Piketty: What are you talking about? Generous? Currently, Germany is profiting from Greece as it extends loans at comparatively high interest rates.

ZEIT: What solution would you suggest for this crisis?

Piketty: We need a conference on all of Europe’s debts, just like after World War II. A restructuring of all debt, not just in Greece but in several European countries, is inevitable. Just now, we’ve lost six months in the completely intransparent negotiations with Athens. The Eurogroup’s notion that Greece will reach a budgetary surplus of 4% of GDP and will pay back its debts within 30 to 40 years is still on the table. Allegedly, they will reach one percent surplus in 2015, then two percent in 2016, and three and a half percent in 2017. Completely ridiculous! This will never happen. Yet we keep postponing the necessary debate until the cows come home.

ZEIT: And what would happen after the major debt cuts?

Piketty: A new European institution would be required to determine the maximum allowable budget deficit in order to prevent the regrowth of debt. For example, this could be a commmittee in the European Parliament consisting of legislators from national parliaments. Budgetary decisions should not be off-limits to legislatures. To undermine European democracy, which is what Germany is doing today by insisting that states remain in penury under mechanisms that Berlin itself is muscling through, is a grievous mistake.

“If we had told you Germans in the 1950s that you have not properly recognized your failures, you would still be repaying your debts. Luckily, we were more intelligent than that.”

ZEIT: Your president, François Hollande, recently failed to criticize the fiscal pact.

Piketty: This does not improve anything. If, in past years, decisions in Europe had been reached in more democratic ways, the current austerity policy in Europe would be less strict.

ZEIT: But no political party in France is participating. National sovereignty is considered holy.

Piketty: Indeed, in Germany many more people are entertaining thoughts of reestablishing European democracy, in contrast to France with its countless believers in sovereignty. What’s more, our president still portrays himself as a prisoner of the failed 2005 referendum on a European Constitution, which failed in France. François Hollande does not understand that a lot has changed because of the financial crisis. We have to overcome our own national egoism.

ZEIT: What sort of national egoism do you see in Germany?
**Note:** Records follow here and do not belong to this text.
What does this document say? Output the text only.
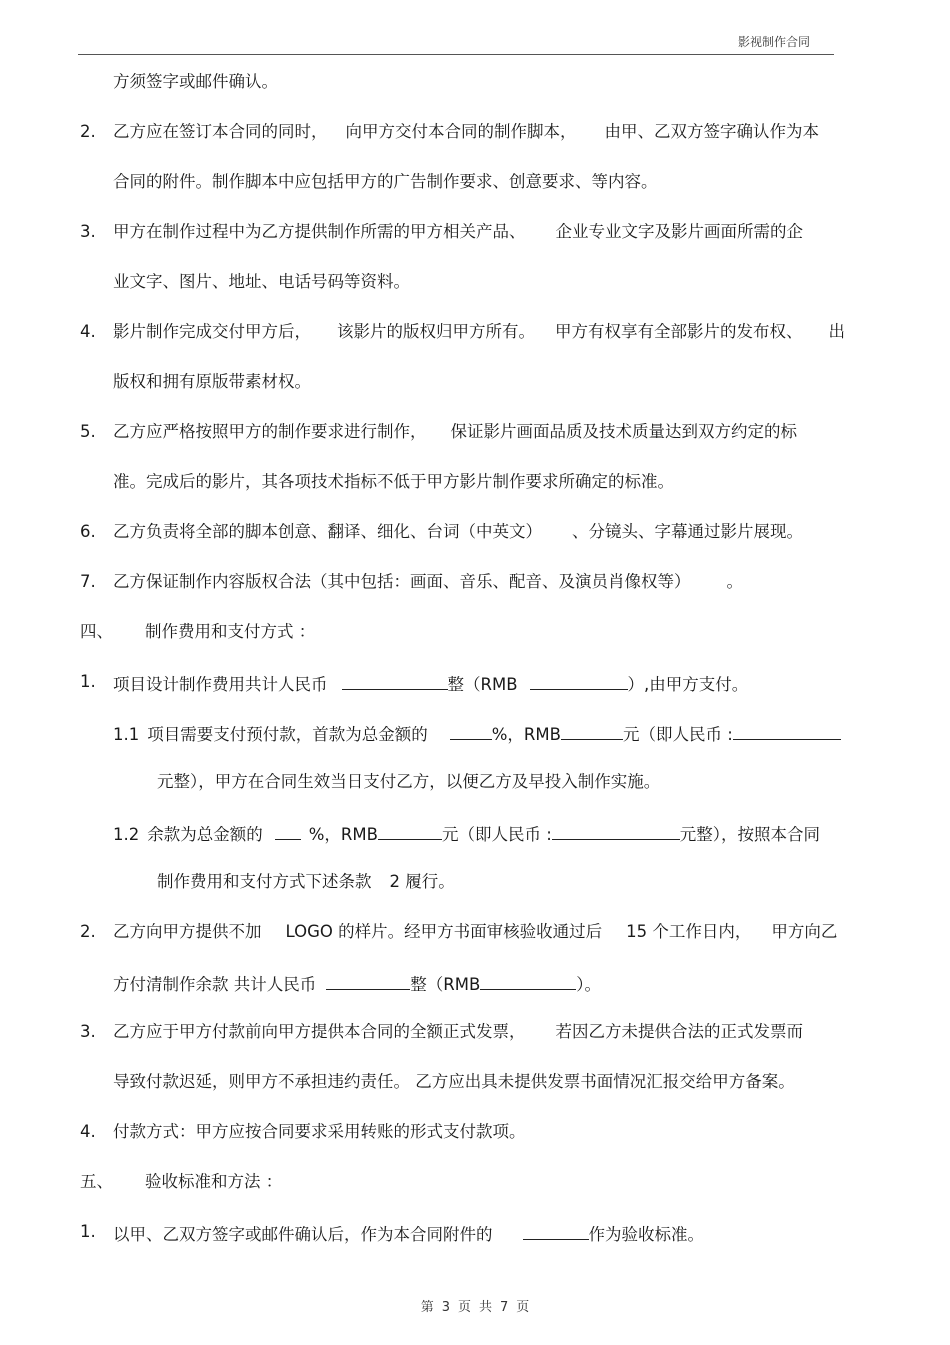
影视制作合同
方须签字或邮件确认。
2. 乙方应在签订本合同的同时， 向甲方交付本合同的制作脚本， 由甲、乙双方签字确认作为本
合同的附件。制作脚本中应包括甲方的广告制作要求、创意要求、等内容。
3. 甲方在制作过程中为乙方提供制作所需的甲方相关产品、 企业专业文字及影片画面所需的企
业文字、图片、地址、电话号码等资料。
4. 影片制作完成交付甲方后， 该影片的版权归甲方所有。 甲方有权享有全部影片的发布权、 出
版权和拥有原版带素材权。
5. 乙方应严格按照甲方的制作要求进行制作， 保证影片画面品质及技术质量达到双方约定的标
准。完成后的影片，其各项技术指标不低于甲方影片制作要求所确定的标准。
6. 乙方负责将全部的脚本创意、翻译、细化、台词（中英文） 、分镜头、字幕通过影片展现。
7. 乙方保证制作内容版权合法（其中包括：画面、音乐、配音、及演员肖像权等） 。
四、 制作费用和支付方式 ：
1. 项目设计制作费用共计人民币	整（RMB	）,由甲方支付。
1.1 项目需要支付预付款，首款为总金额的	%，RMB	元（即人民币 :
元整），甲方在合同生效当日支付乙方，以便乙方及早投入制作实施。
1.2 余款为总金额的	%，RMB	元（即人民币 :	元整），按照本合同
制作费用和支付方式下述条款 2 履行。
2. 乙方向甲方提供不加 LOGO 的样片。经甲方书面审核验收通过后 15 个工作日内， 甲方向乙
方付清制作余款 共计人民币	整（RMB	）。
3. 乙方应于甲方付款前向甲方提供本合同的全额正式发票， 若因乙方未提供合法的正式发票而
导致付款迟延，则甲方不承担违约责任。 乙方应出具未提供发票书面情况汇报交给甲方备案。
4. 付款方式：甲方应按合同要求采用转账的形式支付款项。
五、 验收标准和方法 ：
1. 以甲、乙双方签字或邮件确认后，作为本合同附件的	作为验收标准。
第 3 页 共 7 页
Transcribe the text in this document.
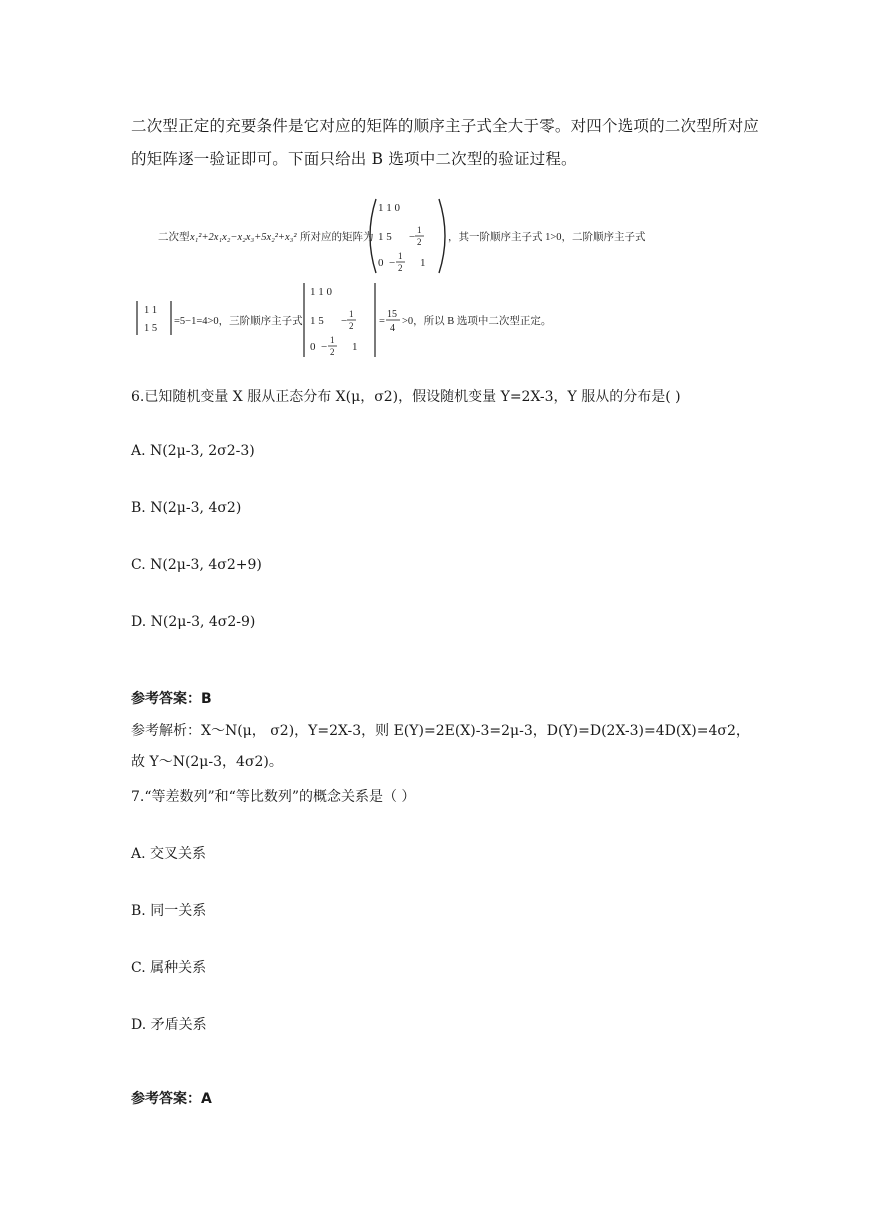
二次型正定的充要条件是它对应的矩阵的顺序主子式全大于零。对四个选项的二次型所对应
的矩阵逐一验证即可。下面只给出 B 选项中二次型的验证过程。
二次型 x₁²+2x₁x₂−x₂x₃+5x₂²+x₃² 所对应的矩阵为
1 1 0
1 5
1
2
−
0 −
1
2 1
，其一阶顺序主子式 1>0，二阶顺序主子式
1 1
1 5
=5−1=4>0，三阶顺序主子式
1 1 0
1 5 −
1
2
0 −
1
2 1
=
15
4
>0，所以 B 选项中二次型正定。
6.已知随机变量 X 服从正态分布 X(μ，σ2)，假设随机变量 Y=2X-3，Y 服从的分布是( )
A. N(2μ-3, 2σ2-3)
B. N(2μ-3, 4σ2)
C. N(2μ-3, 4σ2+9)
D. N(2μ-3, 4σ2-9)
参考答案：B
参考解析：X～N(μ， σ2)，Y=2X-3，则 E(Y)=2E(X)-3=2μ-3，D(Y)=D(2X-3)=4D(X)=4σ2，
故 Y～N(2μ-3，4σ2)。
7.“等差数列”和“等比数列”的概念关系是（ ）
A. 交叉关系
B. 同一关系
C. 属种关系
D. 矛盾关系
参考答案：A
Piketty: I think that Germany was greatly shaped by its reunification. It was long feared that it would lead to economic stagnation. But then reunification turned out to be a great success thanks to a functioning social safety net and an intact industrial sector. Meanwhile, Germany has become so proud of its success that it dispenses lectures to all other countries. This is a little infantile. Of course, I understand how important the successful reunification was to the personal history of Chancellor Angela Merkel. But now Germany has to rethink things. Otherwise, its position on the debt crisis will be a grave danger to Europe.
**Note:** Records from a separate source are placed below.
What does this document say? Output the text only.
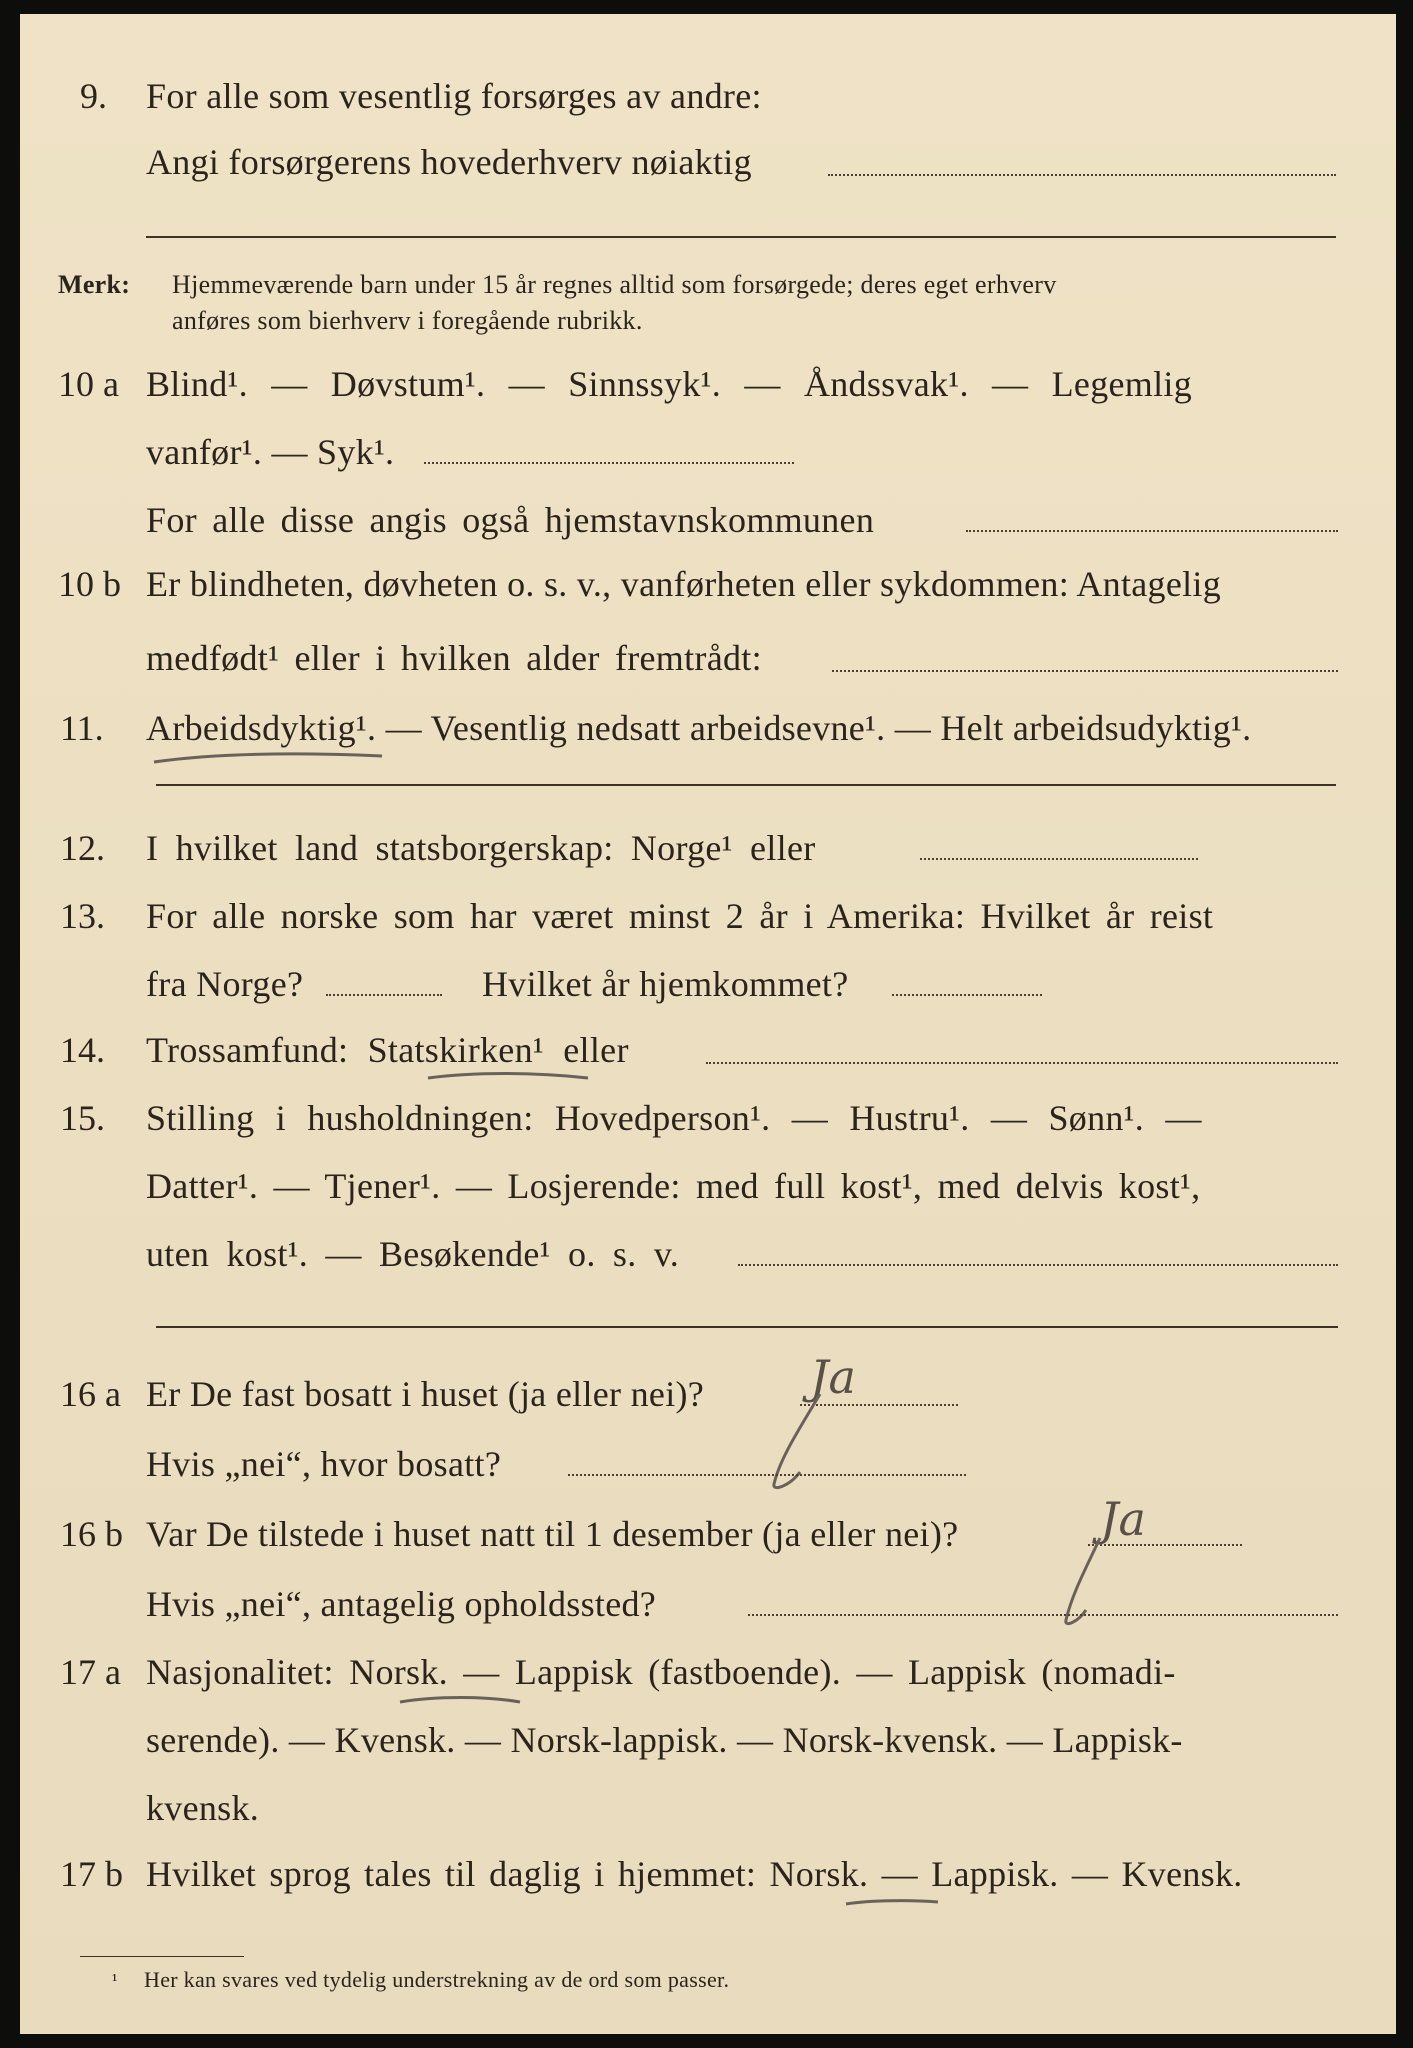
9. For alle som vesentlig forsørges av andre:
Angi forsørgerens hovederhverv nøiaktig
Merk: Hjemmeværende barn under 15 år regnes alltid som forsørgede; deres eget erhverv
anføres som bierhverv i foregående rubrikk.
10 a Blind¹. — Døvstum¹. — Sinnssyk¹. — Åndssvak¹. — Legemlig
vanfør¹. — Syk¹.
For alle disse angis også hjemstavnskommunen
10 b Er blindheten, døvheten o. s. v., vanførheten eller sykdommen: Antagelig
medfødt¹ eller i hvilken alder fremtrådt:
11. Arbeidsdyktig¹. — Vesentlig nedsatt arbeidsevne¹. — Helt arbeidsudyktig¹.
12. I hvilket land statsborgerskap: Norge¹ eller
13. For alle norske som har været minst 2 år i Amerika: Hvilket år reist
fra Norge?	Hvilket år hjemkommet?
14. Trossamfund: Statskirken¹ eller
15. Stilling i husholdningen: Hovedperson¹. — Hustru¹. — Sønn¹. —
Datter¹. — Tjener¹. — Losjerende: med full kost¹, med delvis kost¹,
uten kost¹. — Besøkende¹ o. s. v.
16 a Er De fast bosatt i huset (ja eller nei)? Ja
Hvis „nei“, hvor bosatt?
16 b Var De tilstede i huset natt til 1 desember (ja eller nei)?	Ja
Hvis „nei“, antagelig opholdssted?
17 a Nasjonalitet: Norsk. — Lappisk (fastboende). — Lappisk (nomadi-
serende). — Kvensk. — Norsk-lappisk. — Norsk-kvensk. — Lappisk-
kvensk.
17 b Hvilket sprog tales til daglig i hjemmet: Norsk. — Lappisk. — Kvensk.
¹ Her kan svares ved tydelig understrekning av de ord som passer.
ZEIT: What advice do you have for the Chancellor?

Piketty: Those who want to chase Greece out of the Eurozone today will end up on the trash heap of history. If the Chancellor wants to secure her place in the history books, as [Helmut] Kohl did during reunification, then she must forge a solution to the Greek question, including a debt conference where we can start with a clean slate. But with renewed, much stronger fiscal discipline.

This interview was translated by Gavin Schalliol.